Parecer de escritório Rogério Coelho sobre modelo que está sendo implementado no estado aponta conflitos com relação à Constituição e Lei de Diretrizes e Bases (LDB)


Um passo fundamental contra a privatização administrativa de escolas gaúchas foi dado no início deste mês de setembro. Equipes diretivas e professores das escolas estaduais de Ensino Fundamental José do Patrocínio e Ildo Meneghetti se reuniram com o objetivo de reforçar a contrariedade em relação ao projeto de implantação de Parcerias Público-Privadas (PPP´s), proposto pelo Governo do Estado. O encontro ocorreu no dia 04, na sede da escola José do Patrocínio, no bairro Restinga, em Porto Alegre.

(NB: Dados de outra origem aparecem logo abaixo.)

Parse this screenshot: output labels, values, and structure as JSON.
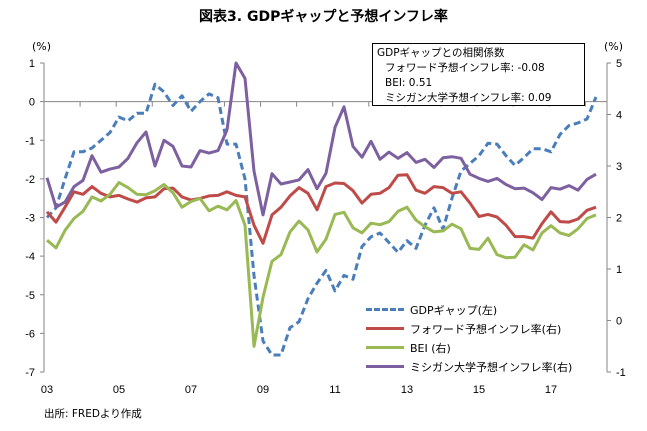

O evento organizado em conjunto pelas duas escolas e o 39º núcleo do Cpers apresentou aos docentes as principais características do projeto, que visa conceder à iniciativa privada a gestão da parte administrativa de 99 escolas gaúchas por um prazo de 25 anos. De acordo com a proposta, serão leiloados três lotes de 33 escolas para empresas que terão a atribuição de efetuar reformas, ampliações, alimentação, vigilância e prestação de serviços de forma independente, a partir da solicitação das direções e sem o intermédio da Secretaria Estadual de Educação (Seduc).


O valor total do contrato é estimado em R$ 4,8 bilhões e abrange 33 escolas da Capital. Dessas, 21 estão situadas na região de abrangência do 39º núcleo do Cpers. Para a diretora geral do núcleo, Neiva Lazzarotto, a implantação das PPP’s não passa de mais uma tentativa do governador Eduardo Leite (PSDB) e da secretária de educação, Raquel Teixeira, de terceirizar as responsabilidades e enfraquecer a mobilização das comunidades escolares.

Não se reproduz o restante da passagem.